Right now what I am feeling is the simple sadness of missing someone. Unicorns left for Europe right when I separated from my Ex. I was so happy for her, but the depth of the alone-ness that I felt was devastating. I do not know where I would be if CLicious and her husband hadn’t adopted me and included me in everything that they did. They made me family… I will never forget their generosity.
The thought of Unicorns moving away has my stomach in knots, my heart torn apart. I am very upset about it. I automatically have gone back to the place I was 8 years ago – during the divorce and her departure. Later, I remember clearly when CLicious left. I spent 6 months in a daze. I had to relearn how to live, I had to figure out a new routine. I can say I am still not completely over her departure. The thought of not having both Unicorns and CLicious makes me very sad. And alone.
I am 45 years old. I have no children. My career is great…. but I am certainly not where I want or thought I would be at 45…. I love the company, the work, the potential. But I am not a VP. If I work hard I can make the executive ranks in a few years…. so what, so I will be a VP when I reach my 50’s? Is that really what is important? Is that really what I want? No.
So what do I want? I want a partner. Someone who I can be vulnerable with. Someone that I can support and who supports me. I want a relationship where we have each others backs. We look after each other, care for one another. What do I need? I need to feel secure and safe. I am not lonely so it isn’t about just being with someone, with anyone. It’s about sharing life with a super special person that I care about and they care for me.
Yes, I have ATrain, the Ex, who wants to get back together. I can’t see this being successful. Not because he isn’t serious about it. He loves me. I love him. Personality wise we make a great team. But at the end of the day, I do not think we want the same things. He is happy with how things are. I want so much more.

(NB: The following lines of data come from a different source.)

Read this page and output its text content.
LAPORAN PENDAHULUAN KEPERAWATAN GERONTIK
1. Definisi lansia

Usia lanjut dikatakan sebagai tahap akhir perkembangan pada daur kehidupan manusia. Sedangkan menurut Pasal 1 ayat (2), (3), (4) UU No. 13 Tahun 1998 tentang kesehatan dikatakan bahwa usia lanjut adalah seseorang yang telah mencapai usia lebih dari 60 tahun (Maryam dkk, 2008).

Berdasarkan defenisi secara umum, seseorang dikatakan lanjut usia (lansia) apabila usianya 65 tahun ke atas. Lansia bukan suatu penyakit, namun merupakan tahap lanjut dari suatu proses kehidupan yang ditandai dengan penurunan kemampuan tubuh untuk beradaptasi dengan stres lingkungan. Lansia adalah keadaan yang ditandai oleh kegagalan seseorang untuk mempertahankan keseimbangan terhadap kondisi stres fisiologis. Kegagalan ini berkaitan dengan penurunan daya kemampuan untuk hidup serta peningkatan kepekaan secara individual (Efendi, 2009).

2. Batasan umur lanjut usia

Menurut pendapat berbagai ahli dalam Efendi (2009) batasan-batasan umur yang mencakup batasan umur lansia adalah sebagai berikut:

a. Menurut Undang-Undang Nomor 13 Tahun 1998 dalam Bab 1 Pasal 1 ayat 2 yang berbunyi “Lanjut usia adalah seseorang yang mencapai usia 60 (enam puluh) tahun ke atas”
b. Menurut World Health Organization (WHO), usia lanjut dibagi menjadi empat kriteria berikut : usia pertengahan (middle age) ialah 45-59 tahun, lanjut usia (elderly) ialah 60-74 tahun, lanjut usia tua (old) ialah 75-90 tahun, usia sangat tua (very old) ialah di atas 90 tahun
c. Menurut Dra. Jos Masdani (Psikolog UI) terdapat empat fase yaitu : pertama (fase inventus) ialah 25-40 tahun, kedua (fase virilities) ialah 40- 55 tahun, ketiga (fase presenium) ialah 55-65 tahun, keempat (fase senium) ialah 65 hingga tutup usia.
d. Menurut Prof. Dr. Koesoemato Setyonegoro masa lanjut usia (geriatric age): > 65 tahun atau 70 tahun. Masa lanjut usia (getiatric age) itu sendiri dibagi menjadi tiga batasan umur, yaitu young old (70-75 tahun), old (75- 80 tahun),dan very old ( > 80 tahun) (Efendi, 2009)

Anyway, what you just got is my ramblings after drinking a few glasses of red wine…. Not that wine is required. I’ve been so busy these last few months… busy and exhausted. With what you may ask?
- I’ve been working my ass off at my new job (90 days in and so far so good).
- Commuting.. taking public transportation and listening to podcasts to fill the time.
- Totaled my car.. and just bought a new-to-me car.
- Pre-registered want-to-be owner of a Tesla Model 3.
- Trappings of a regular life – work and personal travel, family stuff, etc..
I will do my best to write more regularly. My dramatic reaction to my bestie moving away inspired me to write tonight.